19 Ende de lantpale der Canaaniten was van Zidon, daer ghy gaet nae Gerar tot Gaza toe: daer ghy gaet nae Sodom ende Gomorra, ende Adama, ende Zeboim tot Lasa toe.
20 Dit zijn Chams sonen, na hare huysgesinnen, nae hare spraken: in hare landtschappen, in hare volckeren.
21 Voorts zijn Sem [ sonen ] geboren, deselve is oock de vader aller sonen van Heber, broeder van Iapheth de grootste.
22 Sems sonen waren Elam, ende Assur, ende Arphacsad, ende Lud, ende Aram.
23 Ende Arams sonen waren, Uz, ende Hul, ende Gether, ende Mas.
24 Ende Arphacsad ghewan Selah: ende Selah gewan Heber.
25 Ende Heber werden twee sonen geboren: des eenen naem was Peleg: want in sijne dagen is de aerde verdeylt, ende sijnes broeders naem was Ioktan.
26 Ende Ioktan gewan Almodad, ende Seleph, ende Hazarmavet, ende Iarah;
27 Ende Hadoram, ende Uzal, ende Dikla;
28 Ende Obal, ende Abimaël, ende Scheba;
29 Ende Ophir, ende Havila, ende Iobab: dese alle waren Ioktans sonen.
30 Ende hare wooninge was van Mescha af, daer ghy gaet nae Sephar, het geberghte van ’t Oosten.
31 Dit zijn Sems sonen, nae hare huysgesinnen, nae hare spraken; in hare landtschappen, nae hare volckeren.
32 Dit zijn de huysghesinnen der sonen van Noach, nae hare geboorten, in hare volckeren: ende van dese zijn de volckeren op d’aerde verdeelt nae den Vloedt.

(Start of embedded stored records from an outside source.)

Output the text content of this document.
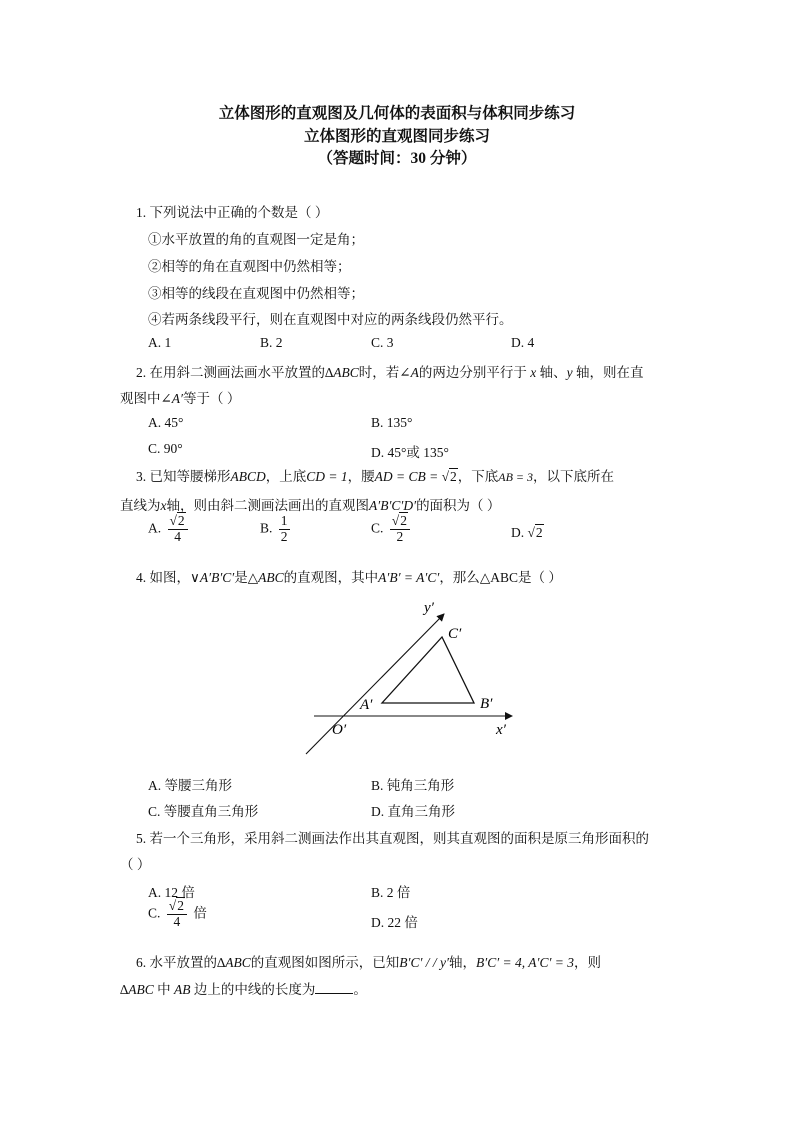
立体图形的直观图及几何体的表面积与体积同步练习
立体图形的直观图同步练习
（答题时间：30 分钟）
1. 下列说法中正确的个数是（ ）
①水平放置的角的直观图一定是角；
②相等的角在直观图中仍然相等；
③相等的线段在直观图中仍然相等；
④若两条线段平行，则在直观图中对应的两条线段仍然平行。
A. 1	B. 2	C. 3	D. 4
2. 在用斜二测画法画水平放置的∆ABC时，若∠A的两边分别平行于 x 轴、y 轴，则在直
观图中∠A′等于（ ）
A. 45°	B. 135°
C. 90°	D. 45°或 135°
3. 已知等腰梯形ABCD，上底CD = 1，腰AD = CB = √2，下底AB = 3，以下底所在
直线为x轴，则由斜二测画法画出的直观图A′B′C′D′的面积为（ ）
A. $\frac{√2}{4}$	B. $\frac{1}{2}$	C. $\frac{√2}{2}$	D. √2
4. 如图，∨A′B′C′是△ABC的直观图，其中A′B′ = A′C′，那么△ABC是（ ）
y′
x′
O′
A′	B′
C′
A. 等腰三角形	B. 钝角三角形
C. 等腰直角三角形	D. 直角三角形
5. 若一个三角形，采用斜二测画法作出其直观图，则其直观图的面积是原三角形面积的
（ ）
A. 12 倍	B. 2 倍
C. $\frac{√2}{4}$ 倍
D. 22 倍
6. 水平放置的∆ABC的直观图如图所示，已知B′C′ / / y′轴，B′C′ = 4, A′C′ = 3，则
∆ABC 中 AB 边上的中线的长度为	。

Nakomelingschap van Noachs zonen
1 Dit nu zijn de geboorten van Noachs zonen: Sem, Cham, en Jafeth; en hun werden zonen geboren na de vloed.
2 De zonen van Jafeth zijn: Gomer, en Magog, en Madái, en Javan, en Tubal, en Mesech, en Tiras.
3 En de zonen van Gomer zijn: Askenaz, en Rifath, en Togarma.
4 En de zonen van Javan zijn: Elísa, en Tarsis; de Kittieten en Dodanieten.
5 Van dezen zijn verdeeld de eilanden der volken in hun landschappen, elk naar zijn spraak, naar hun huisgezinnen, onder hun volken.
6 En de zonen van Cham zijn: Kusch en Mitsraïm, en Put, en Kanaän.
7 En de zonen van Kusch zijn: Seba en Havíla, en Sabta, en Raëma, en Sábtecha. En de zonen van Raëma zijn: Scheba en Dedan.
8 En Kusch gewon Nimrod; deze begon geweldig te zijn op de aarde.
9 Hij was een geweldig jager voor het aangezicht des Heeren; daarom wordt gezegd: Gelijk Nimrod, een geweldig jager voor het aangezicht des Heeren.
10 En het beginsel van zijn rijk was Babel, en Erech, en Akkad, en Kalne in het land Sinear.
11 Uit dit land is Assur uitgegaan, en heeft gebouwd Nínevé, en Rehobóth, Ir, en Kálah.
12 En Resen, tussen Nínevé en tussen Kálah; deze is die grote stad.
13 En Mitsraïm gewon de Ludieten, en de Anamieten, en de Lehabieten, en de Naftuchieten,
14 En de Pathrusieten, en de Kasluchieten, waar de Filistijnen uit voortgekomen zijn, en de Kaftorieten.
15 En Kanaän gewon Sidon, zijn eerstgeborene, en Heth,
16 En de Jebusiet, en de Amoriet, en de Girgasiet,
17 En de Heviet, en de Arkiet, en de Siniet,
18 En de Arvadiet, en de Zemariet, en de Hamathiet; en daarna zijn de huisgezinnen der Kanaänieten verspreid.
19 En het gebied der Kanaänieten was van Sidon, daar gij gaat naar Gerar tot Gaza toe; daar gij gaat naar Sódom en Gomórra, en Adama, en Zebóïm, tot Lasa toe.
20 Deze zijn zonen van Cham, naar hun huisgezinnen, naar hun spraken, in hun landschappen, in hun volken.
21 Voorts zijn Sem zonen geboren; deze is ook de vader van alle zonen van Heber, en de oudste broeder van Jafeth.
22 Sems zonen waren Elam, en Assur, en Arfachsad, en Lud, en Aram.
23 En Arams zonen waren Uz en Hul en Gether, en Mas.
24 En Arfachsad gewon Selah, en Selah gewon Heber.
25 En aan Heber werden twee zonen geboren; de naam van de ene was Peleg; want in zijn dagen is de aarde verdeeld; en de naam van zijn broeder was Joktan.
26 En Joktan gewon Almódad, en Selef, en Hazarmáveth, en Járah,
27 En Hadóram, en Uzal, en Dikla,
28 En Obal, en Abímaël, en Scheba,
29 En Ofir, en Havíla, en Jobab; deze allen waren zonen van Joktan.
30 En hun woning was van Mescha af, daar gij gaat naar Sefar, het gebergte van het oosten.
31 Deze zijn zonen van Sem, naar hun huisgezinnen, naar hun spraken, in hun landschappen, naar hun volken.
32 Deze zijn de huisgezinnen van de zonen van Noach, naar hun geboorten, in hun volken; en van deze zijn de volken op de aarde verdeeld na de vloed.